Locations saisonnières : les leçons des modèles d'Anchorage et Manatee pour Ax-les-Thermes
Anchorage, en Alaska, vient de publier le premier inventaire officiel de ses locations de courte durée: plus de 2 500 logements enregistrés, dont 18 % concentrés dans le seul quartier de Girdwood.

Quand le marché se met sous surveillance: signaux d'Anchorage et Manatee pour les loueurs axois
De son côté, le comté de Manatee, en Floride, a chargé ses services de rédiger une nouvelle ordonnance encadrant les locations saisonnières, après des mois de plaintes pour nuisances sonores et saturation des stationnements. Deux événements américains, un même signal pour les propriétaires et gestionnaires du bassin axéen: la collecte de données et le durcissement réglementaire des locations de courte durée s'accélèrent partout.

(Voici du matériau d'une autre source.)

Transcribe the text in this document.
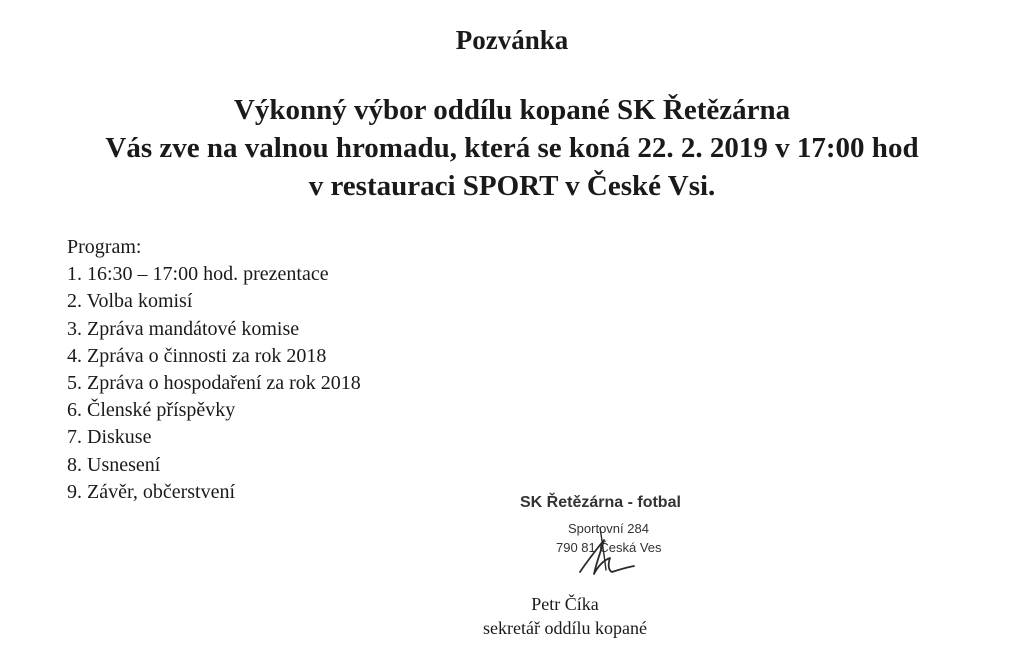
Pozvánka
Výkonný výbor oddílu kopané SK Řetězárna
Vás zve na valnou hromadu, která se koná 22. 2. 2019 v 17:00 hod
v restauraci SPORT v České Vsi.
Program:
1. 16:30 – 17:00 hod. prezentace
2. Volba komisí
3. Zpráva mandátové komise
4. Zpráva o činnosti za rok 2018
5. Zpráva o hospodaření za rok 2018
6. Členské příspěvky
7. Diskuse
8. Usnesení
9. Závěr, občerstvení	SK Řetězárna - fotbal
Sportovní 284
790 81 Česká Ves
Petr Číka
sekretář oddílu kopané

Un registre pour cartographier l'offre: le modèle d'Anchorage
Depuis décembre 2025, toute location de moins de 30 jours à Anchorage doit être enregistrée auprès de la municipalité. Les plateformes comme Airbnb et Vrbo exigent désormais un numéro d'enregistrement pour chaque annonce. La taxe de séjour locale s'élève à 12 %, collectée via ces mêmes plateformes.

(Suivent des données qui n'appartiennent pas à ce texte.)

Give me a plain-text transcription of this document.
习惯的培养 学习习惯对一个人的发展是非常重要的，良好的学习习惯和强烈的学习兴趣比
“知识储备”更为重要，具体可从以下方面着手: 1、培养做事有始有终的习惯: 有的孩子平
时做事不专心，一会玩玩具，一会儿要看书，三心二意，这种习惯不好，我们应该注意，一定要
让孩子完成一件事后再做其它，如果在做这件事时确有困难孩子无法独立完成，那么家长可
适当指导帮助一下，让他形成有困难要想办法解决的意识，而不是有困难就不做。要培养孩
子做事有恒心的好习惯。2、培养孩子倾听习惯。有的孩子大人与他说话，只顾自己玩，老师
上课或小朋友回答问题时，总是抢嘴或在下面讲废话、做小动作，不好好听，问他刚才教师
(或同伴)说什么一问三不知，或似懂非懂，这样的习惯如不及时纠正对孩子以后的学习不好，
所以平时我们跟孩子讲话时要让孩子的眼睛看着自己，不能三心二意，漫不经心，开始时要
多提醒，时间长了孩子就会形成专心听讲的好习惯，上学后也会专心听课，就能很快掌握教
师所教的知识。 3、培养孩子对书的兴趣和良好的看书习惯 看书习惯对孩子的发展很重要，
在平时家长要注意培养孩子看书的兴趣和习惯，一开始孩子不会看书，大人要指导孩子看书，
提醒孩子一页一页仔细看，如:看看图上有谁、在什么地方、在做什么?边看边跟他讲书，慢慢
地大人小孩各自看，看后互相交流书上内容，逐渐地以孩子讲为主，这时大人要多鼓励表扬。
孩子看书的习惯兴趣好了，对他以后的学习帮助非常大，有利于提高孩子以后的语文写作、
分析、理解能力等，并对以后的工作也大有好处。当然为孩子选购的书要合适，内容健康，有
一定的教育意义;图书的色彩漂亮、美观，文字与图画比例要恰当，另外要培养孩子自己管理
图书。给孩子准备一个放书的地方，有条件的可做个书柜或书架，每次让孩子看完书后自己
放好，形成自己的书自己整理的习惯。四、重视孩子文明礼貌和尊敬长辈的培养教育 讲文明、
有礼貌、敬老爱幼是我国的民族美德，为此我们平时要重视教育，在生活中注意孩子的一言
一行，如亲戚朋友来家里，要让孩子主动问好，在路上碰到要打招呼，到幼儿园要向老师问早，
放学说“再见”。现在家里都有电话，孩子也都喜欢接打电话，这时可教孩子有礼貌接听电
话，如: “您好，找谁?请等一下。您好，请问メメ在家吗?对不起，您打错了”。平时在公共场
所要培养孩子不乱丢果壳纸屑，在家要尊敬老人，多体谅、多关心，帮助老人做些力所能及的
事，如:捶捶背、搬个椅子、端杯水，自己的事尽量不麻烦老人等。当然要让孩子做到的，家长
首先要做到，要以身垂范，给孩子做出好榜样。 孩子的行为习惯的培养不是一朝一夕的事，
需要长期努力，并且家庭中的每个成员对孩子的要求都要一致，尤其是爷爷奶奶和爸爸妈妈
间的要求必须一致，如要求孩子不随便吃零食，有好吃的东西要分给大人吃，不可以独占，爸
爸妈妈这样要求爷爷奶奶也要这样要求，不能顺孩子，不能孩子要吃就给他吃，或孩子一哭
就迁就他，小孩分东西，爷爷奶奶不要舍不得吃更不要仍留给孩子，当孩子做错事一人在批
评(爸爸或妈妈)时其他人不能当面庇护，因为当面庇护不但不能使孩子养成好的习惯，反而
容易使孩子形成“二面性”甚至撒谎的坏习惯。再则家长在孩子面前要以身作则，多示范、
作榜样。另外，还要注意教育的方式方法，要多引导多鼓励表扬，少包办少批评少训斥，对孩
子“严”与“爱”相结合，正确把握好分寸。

L'objectif affiché par l'assemblée municipale — dont le représentant Zac Johnson a porté l'ordonnance — est double: disposer de données fiables pour réguler le secteur et mesurer l'impact sur le marché immobilier local. Un conseiller du maire, Nolan Klouda, a précisé que les données permettent de distinguer les propriétaires qui louent une chambre pour financer leur résidence principale de ceux qui exploitent plusieurs biens comme une entreprise.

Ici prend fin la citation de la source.